The proteins Smu1 and RED have been jointly implicated in the regulation of alternative splicing, mitosis, and influenza virus infection, but how they interact and whether their diverse cellular functions are coupled is unknown. We identified an N-terminal region of Smu1 and a central region of RED that stably interact. Structural analyses revealed that the RED-binding region of Smu1 contains an N-terminal LisH motif linked to a core domain and a C-terminal α helix that folds back onto the LisH motif. Smu1 dimerizes via its LisH motif and C-terminal α helix and undergoes global conformational changes upon RED binding. In the ensuing hetero-tetrameric Smu1-RED complex, two molecules of RED use short α helices to bind hydrophobic grooves of two Smu1 core domains. Our results show how Smu1 and RED form a functional module that exhibits intriguing similarities to transcriptional co-repressor complexes, arranging multiple additional protein-protein interaction sites for contacting splicing and/or chromatin factors.

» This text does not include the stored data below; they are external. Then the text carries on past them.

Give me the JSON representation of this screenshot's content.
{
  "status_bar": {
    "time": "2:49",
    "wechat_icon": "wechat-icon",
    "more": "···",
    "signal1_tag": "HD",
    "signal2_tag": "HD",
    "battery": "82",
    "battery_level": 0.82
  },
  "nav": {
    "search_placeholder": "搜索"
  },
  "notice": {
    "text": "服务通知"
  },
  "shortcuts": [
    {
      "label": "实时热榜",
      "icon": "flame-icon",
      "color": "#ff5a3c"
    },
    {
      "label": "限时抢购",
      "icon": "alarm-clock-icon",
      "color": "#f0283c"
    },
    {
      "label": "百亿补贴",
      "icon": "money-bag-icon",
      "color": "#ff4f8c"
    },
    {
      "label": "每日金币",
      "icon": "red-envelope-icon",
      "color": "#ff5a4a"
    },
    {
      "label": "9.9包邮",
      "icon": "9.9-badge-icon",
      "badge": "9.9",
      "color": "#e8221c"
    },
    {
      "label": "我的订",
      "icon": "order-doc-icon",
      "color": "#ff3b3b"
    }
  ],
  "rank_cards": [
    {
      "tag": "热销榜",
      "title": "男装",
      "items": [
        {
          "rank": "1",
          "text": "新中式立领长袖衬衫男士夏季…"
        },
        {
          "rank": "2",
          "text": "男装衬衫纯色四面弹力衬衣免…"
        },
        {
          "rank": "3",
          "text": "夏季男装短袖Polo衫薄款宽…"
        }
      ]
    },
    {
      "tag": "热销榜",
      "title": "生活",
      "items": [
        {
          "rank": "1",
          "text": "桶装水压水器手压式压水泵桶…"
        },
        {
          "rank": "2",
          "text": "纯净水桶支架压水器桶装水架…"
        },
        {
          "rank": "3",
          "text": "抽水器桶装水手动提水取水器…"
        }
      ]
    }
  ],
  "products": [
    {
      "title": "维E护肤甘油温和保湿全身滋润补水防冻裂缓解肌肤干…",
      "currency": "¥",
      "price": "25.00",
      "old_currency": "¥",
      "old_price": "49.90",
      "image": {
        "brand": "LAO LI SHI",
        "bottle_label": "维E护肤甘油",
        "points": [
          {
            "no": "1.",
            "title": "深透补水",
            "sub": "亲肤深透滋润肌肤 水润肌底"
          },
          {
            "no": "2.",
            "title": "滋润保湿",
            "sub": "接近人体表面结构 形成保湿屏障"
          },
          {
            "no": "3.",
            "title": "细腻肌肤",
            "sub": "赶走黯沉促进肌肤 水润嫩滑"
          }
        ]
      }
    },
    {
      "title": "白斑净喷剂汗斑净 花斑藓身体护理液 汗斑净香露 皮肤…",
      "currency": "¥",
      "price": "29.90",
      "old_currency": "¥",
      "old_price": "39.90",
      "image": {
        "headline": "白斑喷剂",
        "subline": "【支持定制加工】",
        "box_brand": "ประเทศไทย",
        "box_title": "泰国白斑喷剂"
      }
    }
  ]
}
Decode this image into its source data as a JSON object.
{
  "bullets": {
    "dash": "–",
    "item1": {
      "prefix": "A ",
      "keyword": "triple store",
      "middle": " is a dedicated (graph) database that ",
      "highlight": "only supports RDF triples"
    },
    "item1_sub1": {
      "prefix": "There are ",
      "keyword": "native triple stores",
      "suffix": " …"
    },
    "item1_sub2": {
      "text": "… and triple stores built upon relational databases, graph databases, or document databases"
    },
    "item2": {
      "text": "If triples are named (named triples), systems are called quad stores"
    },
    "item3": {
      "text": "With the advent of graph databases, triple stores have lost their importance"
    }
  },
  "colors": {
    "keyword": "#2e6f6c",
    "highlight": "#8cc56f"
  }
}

Multiple protein-protein interactions converging on the Prp38 protein during activation of the human spliceosome.

Spliceosomal Prp38 proteins contain a conserved amino-terminal domain, but only higher eukaryotic orthologs also harbor a carboxy-terminal RS domain, a hallmark of splicing regulatory SR proteins. We show by crystal structure analysis that the amino-terminal domain of human Prp38 is organized around three pairs of antiparallel α-helices and lacks similarities to RNA-binding domains found in canonical SR proteins. Instead, yeast two-hybrid analyses suggest that the amino-terminal domain is a versatile protein-protein interaction hub that possibly binds 12 other spliceosomal proteins, most of which are recruited at the same stage as Prp38. By quantitative, alanine surface-scanning two-hybrid screens and biochemical analyses we delineated four distinct interfaces on the Prp38 amino-terminal domain. In vitro interaction assays using recombinant proteins showed that Prp38 can bind at least two proteins simultaneously via two different interfaces. Addition of excess Prp38 amino-terminal domain to in vitro splicing assays, but not of an interaction-deficient mutant, stalled splicing at a precatalytic stage. Our results show that human Prp38 is an unusual SR protein, whose amino-terminal domain is a multi-interface protein-protein interaction platform that might organize the relative positioning of other proteins during splicing.